How A Family Reunion Ended My Relationship
His family was kind, but most of the weekend found me sitting in the corner of a public park amphitheater, while he wandered away, failing to introduce me to anyone.
The last time I ever saw him was at his family reunion. Lincolnton, Georgia was a two hour drive from where I was living in Athens, and the little I saw of it from the rainy window of his green MINI cooper was mainly farm lands, two stoplights, and a Hardy’s. I found out later that his grandfather had been the mayor of Lincolnton until his death – five years prior.
Before we ever met, (at a basement Halloween party, dressed as a rabbit and a cowboy), I had known him by his corse shock of orange hair, and had quietly watched him walk girls to their classes, or argue with teachers in hallways. I didn’t find him attractive then, with his short legs and white eyelashes. In fact, my interest in him felt so intuitive that I hardly noticed it. When we did meet, it was brief and unmemorable. I was in the throes of a schoolgirl crush on his friend Jackson, and spent most of the party on the couch, drinking orange punch filled with plastic eyeballs.
When we met the second time, it was the summer after my freshman year of college. I had come home from college bored, and dangerously depressed. I was sleeping on an air mattress in my parent’s basement as they had filled my former bedroom with two Chinese exchange students. One night in late June, I stepped into a party filled with public high school’s druggies and drop outs. There he was, standing by the fridge, clinking ice into his grapefruit juice and Seagrams. I don’t remember most of that party, except swing dancing with him in the living room, and ruining my white Keds running through the early morning, wet grass.
We dated for a year.
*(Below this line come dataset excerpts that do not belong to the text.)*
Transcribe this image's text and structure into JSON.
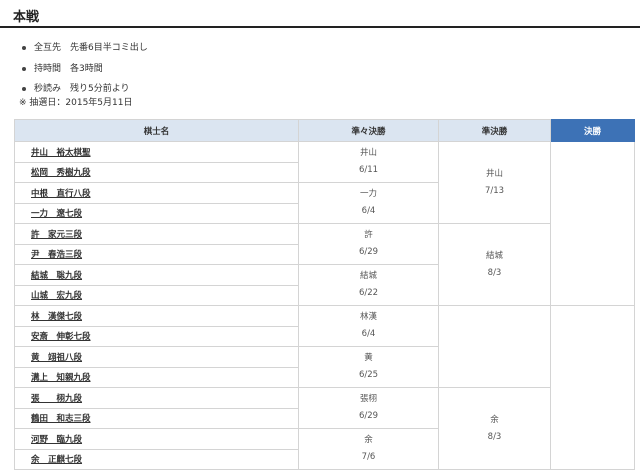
{
  "page_title": "本戦",
  "rules": [
    "全互先　先番6目半コミ出し",
    "持時間　各3時間",
    "秒読み　残り5分前より"
  ],
  "note": "※ 抽選日：2015年5月11日",
  "table": {
    "headers": [
      "棋士名",
      "準々決勝",
      "準決勝",
      "決勝"
    ],
    "players": [
      "井山　裕太棋聖",
      "松岡　秀樹九段",
      "中根　直行八段",
      "一力　遼七段",
      "許　家元三段",
      "尹　春浩三段",
      "結城　聡九段",
      "山城　宏九段",
      "林　漢傑七段",
      "安斎　伸彰七段",
      "黄　翊祖八段",
      "溝上　知親九段",
      "張　　栩九段",
      "鶴田　和志三段",
      "河野　臨九段",
      "余　正麒七段"
    ],
    "quarterfinals": [
      {
        "winner": "井山",
        "date": "6/11"
      },
      {
        "winner": "一力",
        "date": "6/4"
      },
      {
        "winner": "許",
        "date": "6/29"
      },
      {
        "winner": "結城",
        "date": "6/22"
      },
      {
        "winner": "林漢",
        "date": "6/4"
      },
      {
        "winner": "黄",
        "date": "6/25"
      },
      {
        "winner": "張栩",
        "date": "6/29"
      },
      {
        "winner": "余",
        "date": "7/6"
      }
    ],
    "semifinals": [
      {
        "winner": "井山",
        "date": "7/13"
      },
      {
        "winner": "結城",
        "date": "8/3"
      },
      {
        "winner": "",
        "date": ""
      },
      {
        "winner": "余",
        "date": "8/3"
      }
    ]
  }
}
I heard from him, on average, every three weeks, usually at five in the morning, after he had eaten mushrooms or drunk enough whiskey to make both his liver and I fearful. When I went home for Christmas and spring break, I neglected my family to lie despondently in the mattress on his bedroom floor all afternoon while he was at work. We hardly ever had a conversation. I was so desperate to impress him, that eating or speaking became absurdly difficult.
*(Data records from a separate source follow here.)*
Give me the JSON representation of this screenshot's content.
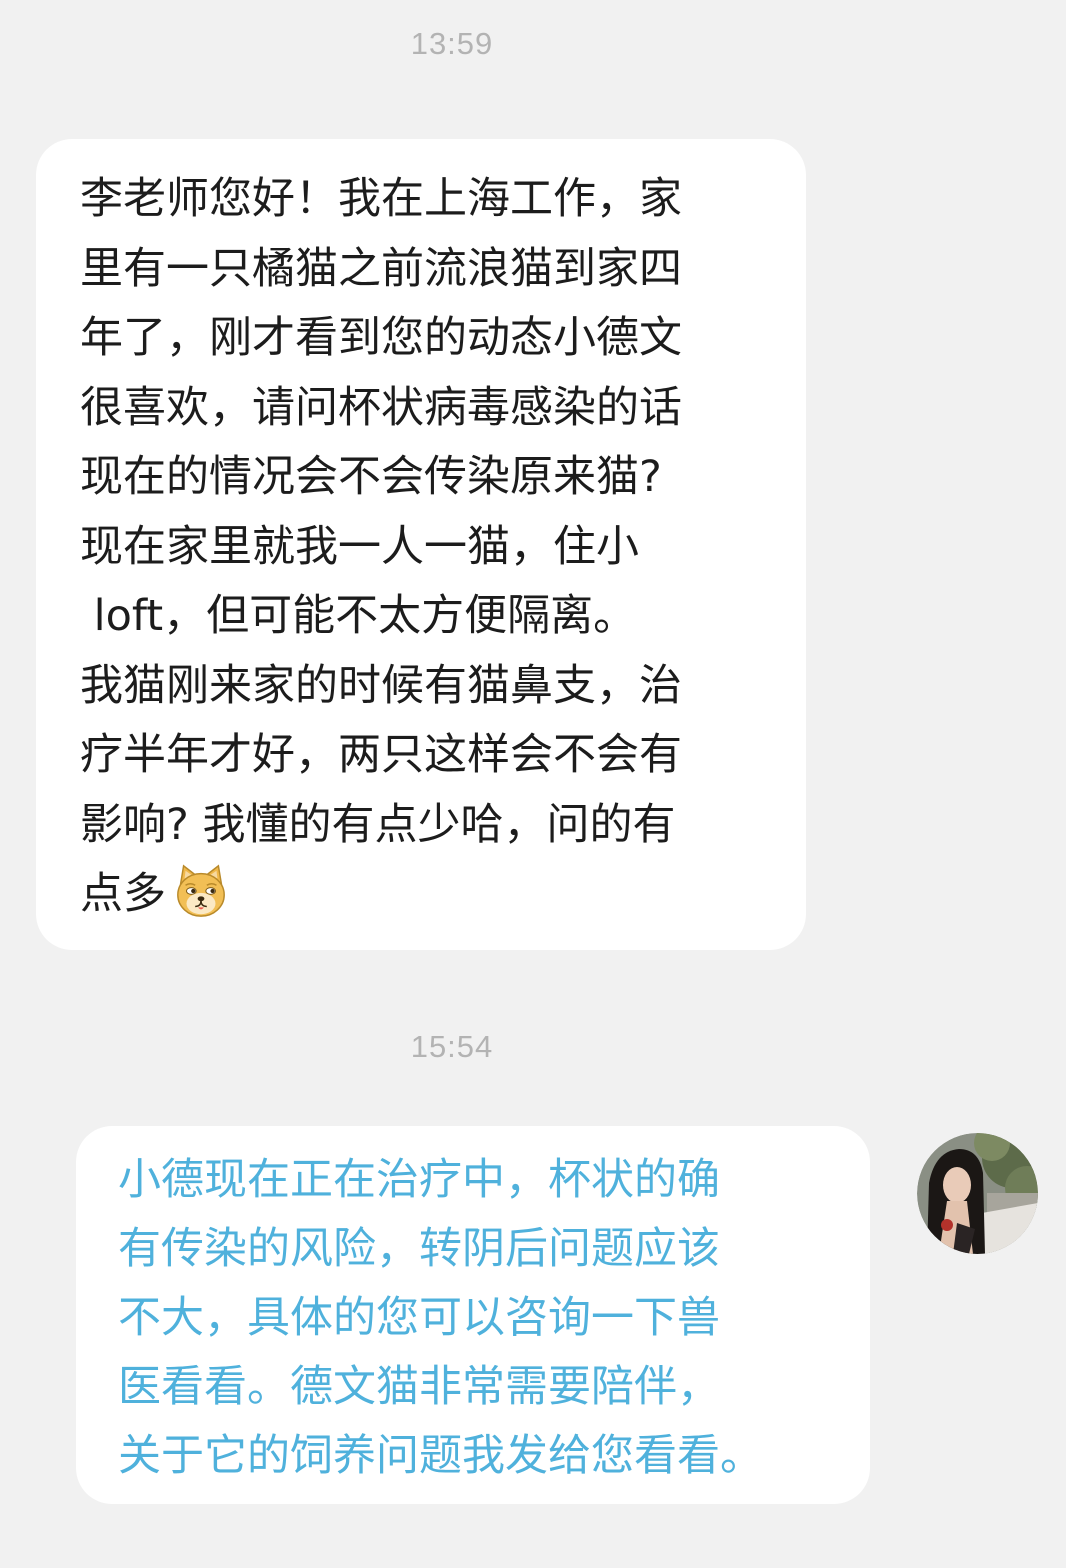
{
  "chat": {
    "messages": [
      {
        "timestamp": "13:59",
        "direction": "incoming",
        "lines": [
          "李老师您好！我在上海工作，家",
          "里有一只橘猫之前流浪猫到家四",
          "年了，刚才看到您的动态小德文",
          "很喜欢，请问杯状病毒感染的话",
          "现在的情况会不会传染原来猫?",
          "现在家里就我一人一猫，住小",
          " loft，但可能不太方便隔离。",
          "我猫刚来家的时候有猫鼻支，治",
          "疗半年才好，两只这样会不会有",
          "影响? 我懂的有点少哈，问的有",
          "点多"
        ],
        "trailing_emoji": "doge-emoji"
      },
      {
        "timestamp": "15:54",
        "direction": "outgoing",
        "lines": [
          "小德现在正在治疗中，杯状的确",
          "有传染的风险，转阴后问题应该",
          "不大，具体的您可以咨询一下兽",
          "医看看。德文猫非常需要陪伴，",
          "关于它的饲养问题我发给您看看。"
        ],
        "avatar": "user-avatar"
      }
    ]
  },
  "colors": {
    "background": "#f1f1f1",
    "bubble": "#ffffff",
    "incoming_text": "#1c1c1c",
    "outgoing_text": "#4fb1dc",
    "timestamp": "#b3b3b3"
  }
}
The next summer, I moved from Brooklyn to Athens, a two hour drive from his house in Atlanta. We rarely talked, and I told friends that I was attempting to wriggle out of the whole thing. The last week of June, he called after a month of silence, asking if I’d like to come to his family reunion the next weekend. I was flattered. He picked me up, and we had a goofy, awkward drive to dinner. I was happy. We were going 90 on a 50 mph highway through the Georgia countryside, with my hand on the back of his neck.
His family was kind, but most of the weekend found me sitting in the corner of a public park amphitheater, while he wandered away, failing to introduce me to anyone. We spent the night in a bunk bed in a lakeside cabin, adjacent to his father’s house. I sat next to him on the bottom bunk, reading. When he finished his homework, he turned off the lights, took off his pants, and moved against me in the sweltering July heat. “I want to be rough,” he said. I whispered okay, wondering whether he wanted me to be rough in return or to simply lie limp in his arms; something to be handled. I half-heartedly dug my bitten nails into the arch of his red back, but soon lost enthusiasm and went weak. When we had finished, he told me to put on a shirt and crawled to the top bunk. I lay on the bottom bunk in a pool of sweat, awake until seven am. His father came to wake us up in the morning, throwing the door open with a gusto indicative of his need to make sure his son and I had not fallen asleep on the same mattress.
That afternoon, after lunch with his grandmother and cousins, we drove home in complete silence. I put my hand on the back of his neck and he flinched away. We went 90 miles an hour and got a speeding ticket.
Desperate for conversation, some indicator that I had not failed to impress his family, that the 24 hours we had just spent together had meant something – I asked him his plans for the fall. “I’m moving to Romania on August 15th,” he responded. He was going to make a documentary film about an orphanage choir. If I had never asked, I probably would never have known until he called from the airport, or updated his location on Facebook. Moments later, we pulled into my driveway. He kissed me goodbye and then leaned across me to open my car door. He shifted the car into gear and muttered without looking at me, “I’ll see you around.” I got out of the car, walked inside, and dry heaved over the kitchen sink.
Three weeks later, on schedule, he called early in the morning, slurring and sad. I crawled into my closet, and cried from the dark spot behind hanging sweaters and stacks of books. That was the last time we spoke, when he promised to write, and I asked him not to.